The Ministry has two procurement processes open now, pertaining to helicopters. The Polish military is looking forward to acquiring 8 CSAR platforms for the special operations component (with optional purchase of another 4 aircraft planned in the future), as well as four CSAR/ASW aircraft for the Polish Navy. According to the statements made by the former MoD leadership, the special operations component was the first to have the relevant procurement procedure finalized. After the previous Minister of Defence was removed from service in January 2018 (Antoni Macierewicz was dismissed and Mariusz Błaszczak became his successor), all of the above plans have been indefinitely delayed. No new information pertaining to that matter have been released on Thursday at the Parliament, despite the questions asked by the opposition.
Meanwhile, the land-based Mi-14PŁ platform is the only ASW asset used by the Polish military, alongside the SH-2Gs. The Polish Naval Aviation Brigade has eight aircraft as such at its disposal. Lifetimes of half of the aforementioned helicopters manufactured back in 1980 would come to an end this year. The second half, manufactured in 1983, could be operated until 2021.
It is planned to extend the Mi-14PŁ lifetimes, on the other hand. This is to happen once an analogous process is finalized with regards to two Mi-14PŁ/R platforms, that were customized to act in a maritime SAR role. One of the aircraft is currently having its lifetime extended at the Łódź-based WZL-1 facility. The operation in question is to be finalized in September. Another Mi-14PŁ/R is to undergo a similar procedure afterwards. Lieutenant-Commander Marcin Braszak, who is the spokesperson for the Navy Aviation Brigade, told us that only after this happens, a decision is going to be made with regards to the sequence and timeline pertaining to overhauls of the remaining aircraft.
Kruk – Finalization Expected after 2022
Skurkiewicz said on Thursday that the MoD is planning both to overhaul and modernize the existing helicopter fleet. The Ministry is also willing to acquire new aircraft. The Deputy Minister confirmed that modernization (limited within its scope, one should note) is also being planned with regards to the Mi-24 attack platform. Also, within the framework of the Kruk programme, new attack helicopters are to be procured. Nonetheless, Skurkiewicz said, the new attack helicopters are planned to be procured after the year 2022.

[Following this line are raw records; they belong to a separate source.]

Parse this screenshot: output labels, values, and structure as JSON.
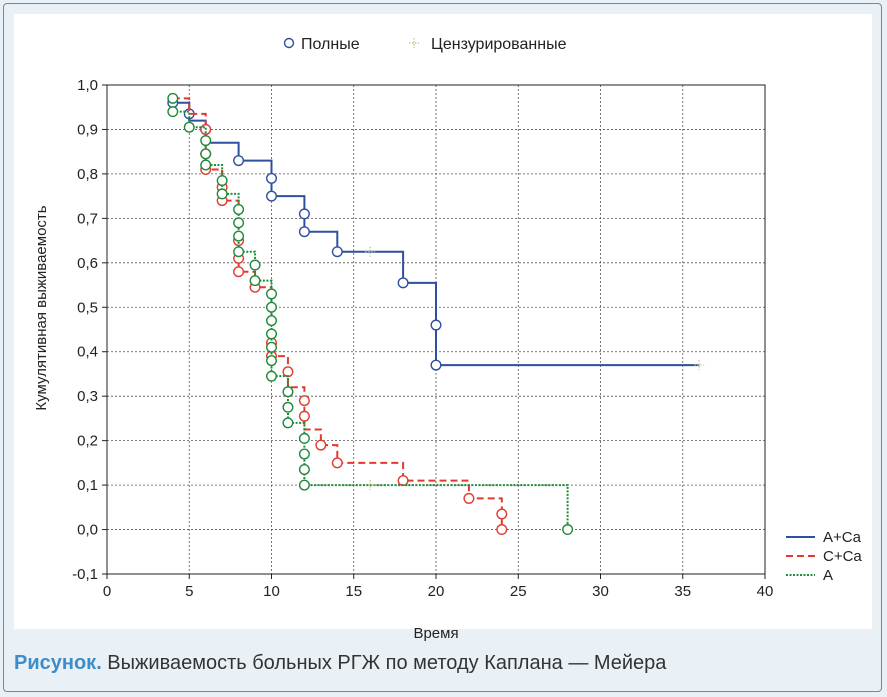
{
  "caption": {
    "label": "Рисунок.",
    "text": " Выживаемость больных РГЖ по методу Каплана — Мейера"
  },
  "legend_markers": {
    "complete": "Полные",
    "censored": "Цензурированные"
  },
  "chart_data": {
    "type": "line",
    "subtype": "kaplan-meier step survival curves",
    "xlabel": "Время",
    "ylabel": "Кумулятивная выживаемость",
    "xlim": [
      0,
      40
    ],
    "ylim": [
      -0.1,
      1.0
    ],
    "xticks": [
      0,
      5,
      10,
      15,
      20,
      25,
      30,
      35,
      40
    ],
    "xtick_labels": [
      "0",
      "5",
      "10",
      "15",
      "20",
      "25",
      "30",
      "35",
      "40"
    ],
    "yticks": [
      -0.1,
      0.0,
      0.1,
      0.2,
      0.3,
      0.4,
      0.5,
      0.6,
      0.7,
      0.8,
      0.9,
      1.0
    ],
    "ytick_labels": [
      "-0,1",
      "0,0",
      "0,1",
      "0,2",
      "0,3",
      "0,4",
      "0,5",
      "0,6",
      "0,7",
      "0,8",
      "0,9",
      "1,0"
    ],
    "grid": true,
    "legend_position": "bottom-right",
    "series": [
      {
        "name": "A+Ca",
        "color": "#2f4fa0",
        "dash": "solid",
        "steps": [
          [
            4,
            0.96
          ],
          [
            5,
            0.92
          ],
          [
            6,
            0.87
          ],
          [
            8,
            0.83
          ],
          [
            10,
            0.75
          ],
          [
            12,
            0.67
          ],
          [
            14,
            0.625
          ],
          [
            18,
            0.555
          ],
          [
            20,
            0.37
          ],
          [
            36,
            0.37
          ]
        ],
        "events": [
          [
            4,
            0.96
          ],
          [
            5,
            0.935
          ],
          [
            6,
            0.9
          ],
          [
            8,
            0.83
          ],
          [
            10,
            0.79
          ],
          [
            10,
            0.75
          ],
          [
            12,
            0.71
          ],
          [
            12,
            0.67
          ],
          [
            14,
            0.625
          ],
          [
            18,
            0.555
          ],
          [
            20,
            0.46
          ],
          [
            20,
            0.37
          ]
        ],
        "censored": [
          [
            16,
            0.625
          ],
          [
            36,
            0.37
          ]
        ]
      },
      {
        "name": "C+Ca",
        "color": "#e23a2e",
        "dash": "dashed",
        "steps": [
          [
            4,
            0.97
          ],
          [
            5,
            0.935
          ],
          [
            6,
            0.81
          ],
          [
            7,
            0.74
          ],
          [
            8,
            0.58
          ],
          [
            9,
            0.545
          ],
          [
            10,
            0.39
          ],
          [
            11,
            0.32
          ],
          [
            12,
            0.225
          ],
          [
            13,
            0.19
          ],
          [
            14,
            0.15
          ],
          [
            18,
            0.11
          ],
          [
            22,
            0.07
          ],
          [
            24,
            0.0
          ]
        ],
        "events": [
          [
            6,
            0.9
          ],
          [
            6,
            0.845
          ],
          [
            6,
            0.81
          ],
          [
            7,
            0.77
          ],
          [
            7,
            0.74
          ],
          [
            8,
            0.65
          ],
          [
            8,
            0.61
          ],
          [
            8,
            0.58
          ],
          [
            9,
            0.545
          ],
          [
            10,
            0.42
          ],
          [
            10,
            0.39
          ],
          [
            11,
            0.355
          ],
          [
            12,
            0.29
          ],
          [
            12,
            0.255
          ],
          [
            13,
            0.19
          ],
          [
            14,
            0.15
          ],
          [
            18,
            0.11
          ],
          [
            22,
            0.07
          ],
          [
            24,
            0.035
          ],
          [
            24,
            0.0
          ]
        ]
      },
      {
        "name": "A",
        "color": "#1f8a3a",
        "dash": "dotted",
        "steps": [
          [
            4,
            0.94
          ],
          [
            5,
            0.905
          ],
          [
            6,
            0.82
          ],
          [
            7,
            0.755
          ],
          [
            8,
            0.625
          ],
          [
            9,
            0.56
          ],
          [
            10,
            0.345
          ],
          [
            11,
            0.24
          ],
          [
            12,
            0.1
          ],
          [
            28,
            0.0
          ]
        ],
        "events": [
          [
            4,
            0.97
          ],
          [
            4,
            0.94
          ],
          [
            5,
            0.905
          ],
          [
            6,
            0.875
          ],
          [
            6,
            0.845
          ],
          [
            6,
            0.82
          ],
          [
            7,
            0.785
          ],
          [
            7,
            0.755
          ],
          [
            8,
            0.72
          ],
          [
            8,
            0.69
          ],
          [
            8,
            0.66
          ],
          [
            8,
            0.625
          ],
          [
            9,
            0.595
          ],
          [
            9,
            0.56
          ],
          [
            10,
            0.53
          ],
          [
            10,
            0.5
          ],
          [
            10,
            0.47
          ],
          [
            10,
            0.44
          ],
          [
            10,
            0.41
          ],
          [
            10,
            0.38
          ],
          [
            10,
            0.345
          ],
          [
            11,
            0.31
          ],
          [
            11,
            0.275
          ],
          [
            11,
            0.24
          ],
          [
            12,
            0.205
          ],
          [
            12,
            0.17
          ],
          [
            12,
            0.135
          ],
          [
            12,
            0.1
          ],
          [
            28,
            0.0
          ]
        ],
        "censored": [
          [
            16,
            0.1
          ]
        ]
      }
    ]
  }
}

The Ministry is also planning to overhaul the Mi-17, Mi-8 and W-3 transport helicopters, which would secure the military vertical lift capabilities for the upcoming decade. W-3 Anakonda helicopter fleet also undergoes modernization. SW-4 Puszczyk and Mi-2 platforms are going to be overhauled too. Light training helicopters are a subject of the tender, the goal of which is to provide the Polish Air Force Academy with relevant assets. In total, PLN 4.7 billion is expected to be used to cover the aforesaid programmes until 2022, Skurkiewicz said.

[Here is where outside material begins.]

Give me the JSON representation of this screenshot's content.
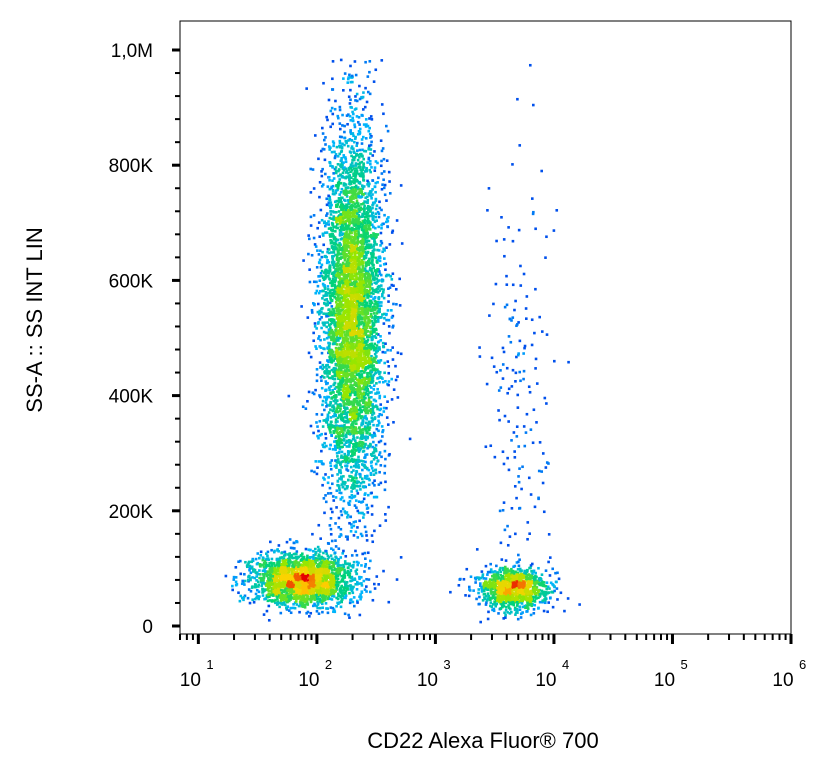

The Parliamentary debate also exposed some statistical data pertaining to rotary-winged aviation of the military. At the moment the Polish Armed Forces operate more than 200 helicopters of a wide variety of types and used for varied purposes: as airlift, strike, rescue, reconnaissance and training assets. On average the lifetimes of the helicopters have been used up to a degree above 70%, while availability has been defined at the level of 75%.